In reading this over, I find all I seem to have done in it is to complain because no one, but yourself and myself liked "Macklin." What I wanted to say is, that I am very grateful for the article, for the appreciation, although I don't deserve it, and for your temerity in saying so many kind things. Nothing that has been written about what I have written has ever pleased me so much.
R. H. D.
In the spring of 1906 while Richard was on a visit to Providence, R. I., Henry W. Savage produced a play by Jesse Lynch Williams and my brother was asked to assist at rehearsals, a pastime in which he found an enormous amount of pleasure. The "McCloy" mentioned in the following letter was the city editor of The Evening Sun when my brother first joined the staff of that paper as a reporter.
NEW YORK, May 4, 1906.
I left Providence Tuesday night and came on to New York yesterday. Savage and Williams and all were very nice about the help they said I had given them, and I had as much fun as though it had been a success I had made myself, and I didn't have to make a speech, either.
Yesterday I spent in the newspaper offices gathering material from their envelopes on Winston Churchill, M. P. who is to be one of my real Soldiers of Fortune. He will make a splendid one, in four wars, twice made a question; before he was 21 years old, in Parliament, and a leader in BOTH parties before he was 36. In the newspaper offices they had a lot of fun with me. When I came into the city room of The Eve. Sun, McCloy was at his desk in his shirt spiking copy. He just raised his eyes and went on with his blue pencil. I said "There's nothing in that story, sir, the man will get well, and the woman is his wife."
"Make two sticks of it," said McCloy, "and then go back to the Jefferson police court."

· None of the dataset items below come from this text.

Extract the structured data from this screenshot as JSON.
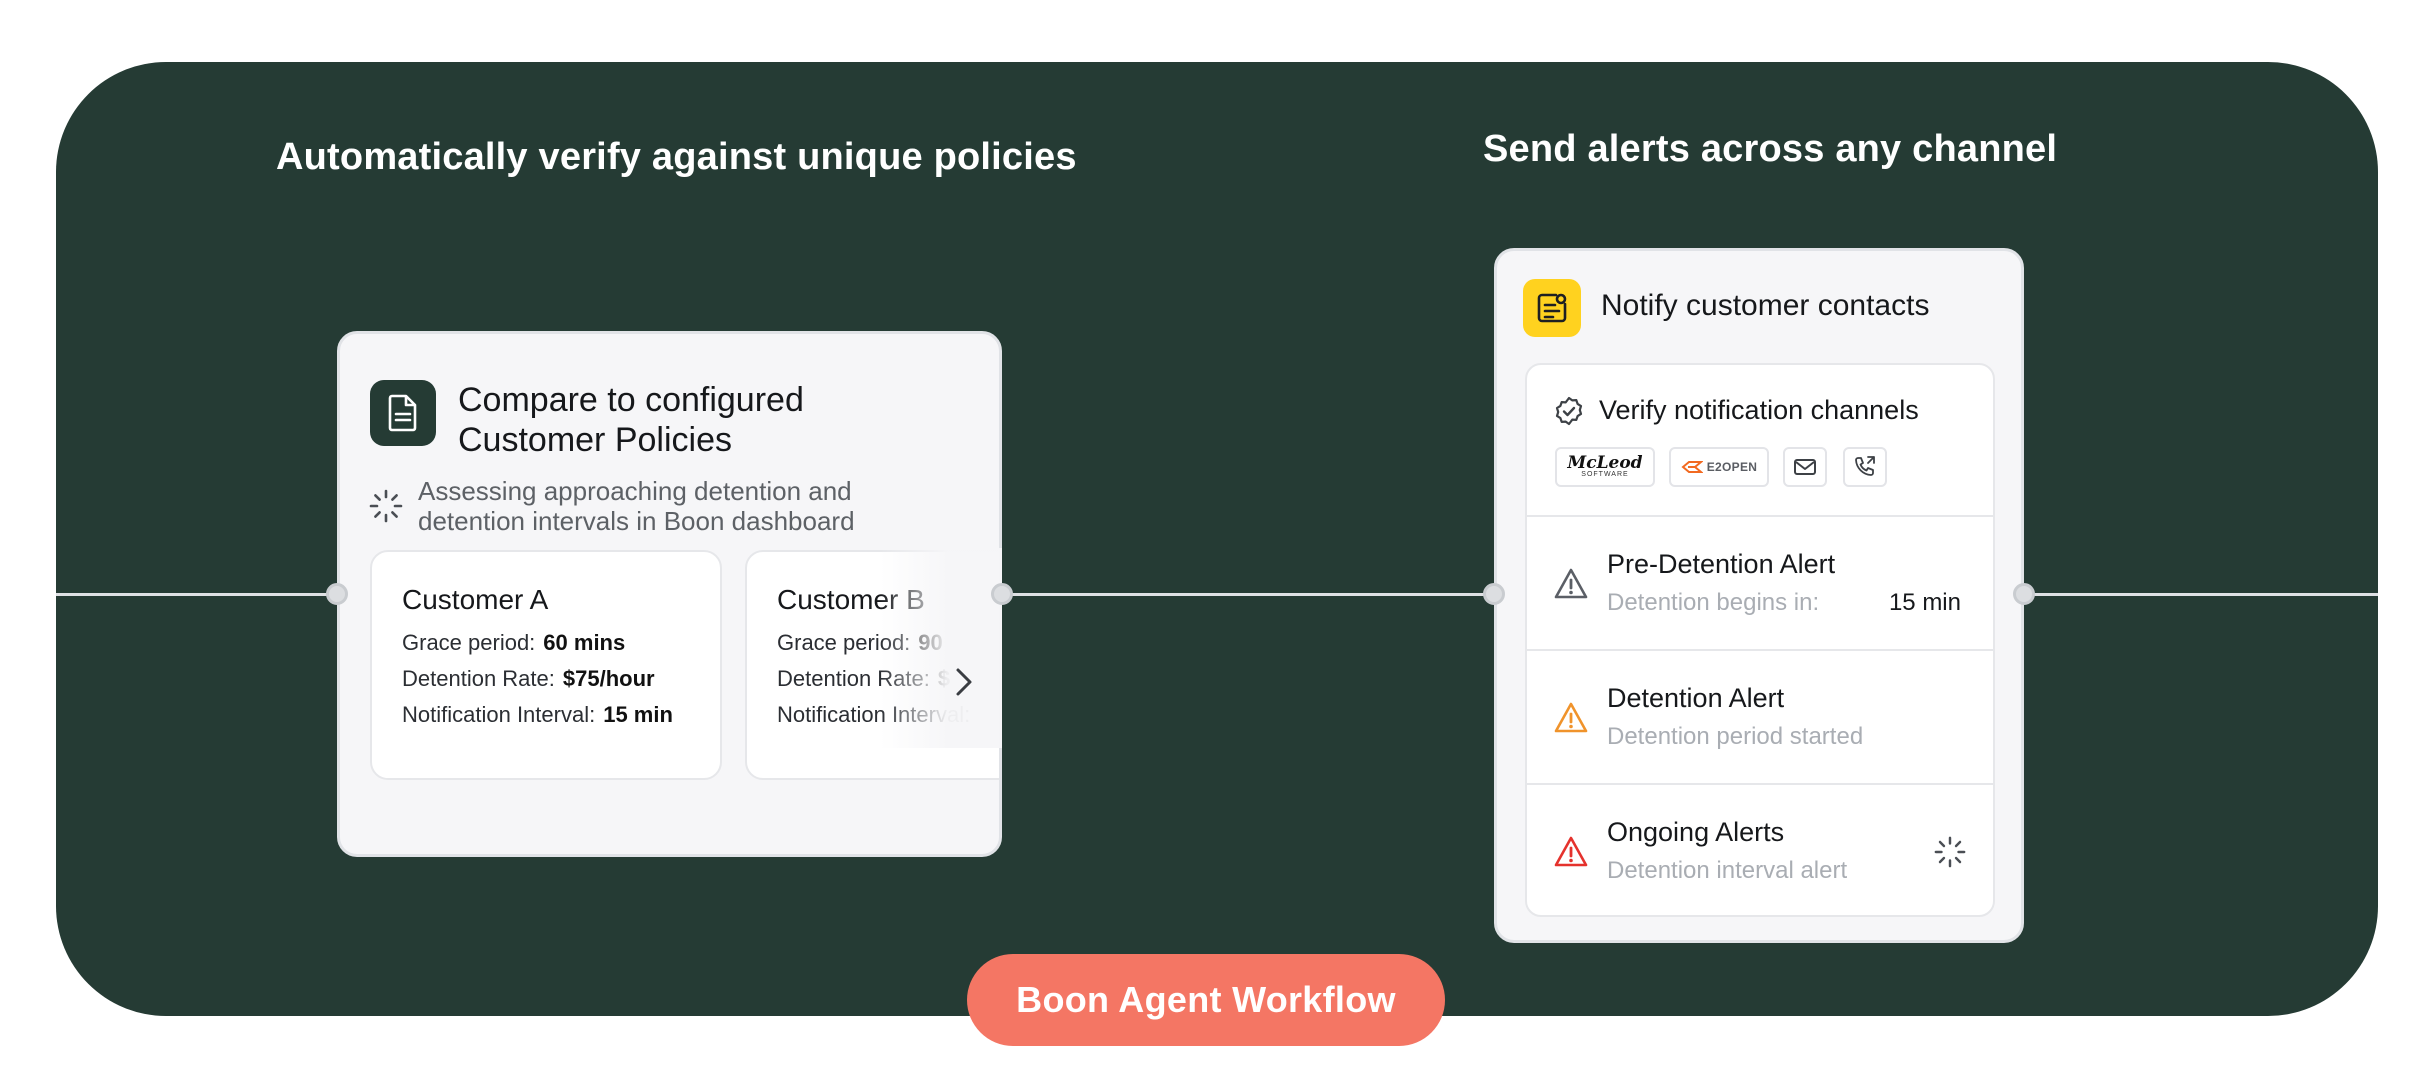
{
  "section_headings": {
    "left": "Automatically verify against unique policies",
    "right": "Send alerts across any channel"
  },
  "policy_card": {
    "title": "Compare to configured Customer Policies",
    "status": "Assessing approaching detention and detention intervals in Boon dashboard",
    "customers": [
      {
        "name": "Customer A",
        "grace_label": "Grace period:",
        "grace_value": "60 mins",
        "rate_label": "Detention Rate:",
        "rate_value": "$75/hour",
        "interval_label": "Notification Interval:",
        "interval_value": "15 min"
      },
      {
        "name": "Customer B",
        "grace_label": "Grace period:",
        "grace_value": "90",
        "rate_label": "Detention Rate:",
        "rate_value": "$",
        "interval_label": "Notification Interval:"
      }
    ]
  },
  "notify_card": {
    "title": "Notify customer contacts",
    "verify": {
      "title": "Verify notification channels",
      "channels": {
        "mcleod": "McLeod",
        "mcleod_sub": "SOFTWARE",
        "e2open": "E2OPEN"
      }
    },
    "alerts": [
      {
        "title": "Pre-Detention Alert",
        "subtitle": "Detention begins in:",
        "value": "15 min",
        "color": "#5b5f66"
      },
      {
        "title": "Detention Alert",
        "subtitle": "Detention period started",
        "value": "",
        "color": "#f0932b"
      },
      {
        "title": "Ongoing Alerts",
        "subtitle": "Detention interval alert",
        "value": "",
        "color": "#e5322d"
      }
    ]
  },
  "workflow_pill": {
    "label": "Boon Agent Workflow"
  },
  "colors": {
    "panel": "#253b34",
    "pill": "#f47664",
    "notify_badge": "#ffd21f"
  },
  "icons": {
    "policy_badge": "document-icon",
    "notify_badge": "notification-doc-icon",
    "status": "spinner-icon",
    "verify": "badge-check-icon",
    "email": "mail-icon",
    "phone": "phone-forward-icon",
    "next": "chevron-right-icon",
    "alert": "warning-triangle-icon"
  }
}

When I sat down at my old desk, and began to write the copy boy came and stood beside me and when I had finished the first page, snatched it. I had to explain I was only taking notes.

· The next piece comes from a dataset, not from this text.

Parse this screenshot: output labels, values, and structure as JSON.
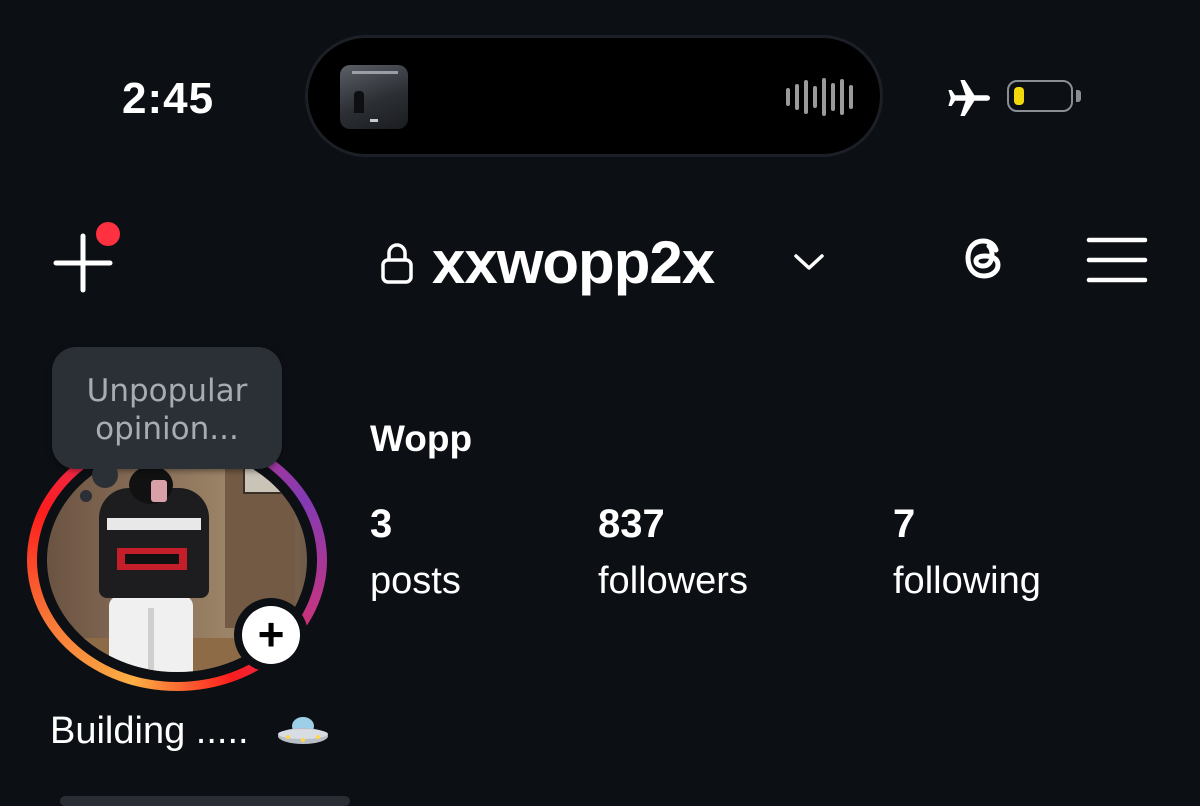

At The Journal, Sam Chamberlain who used to pay me $500 a story, touched me on the shoulder as I was scribbling down notes, and said "Hearst says to take you back at $17 a week." I said "I'm worth $18 and I can't come for less." So he brought up the business manager and had a long wrangle with him as to whether I should get $18. The business manager, a Jew gentleman, didn't know me from Adam, and seriously tried to save the paper a dollar a week. When the reporters and typewriter girls began to laugh, he got very mad. It was very funny how soothing was the noise of the presses, and the bells and typewriters and men yelling "Copy!" and "Damn the boy!" I could write better than if I had been in the silence of the farm. It was like being able to sleep as soon as the screw starts.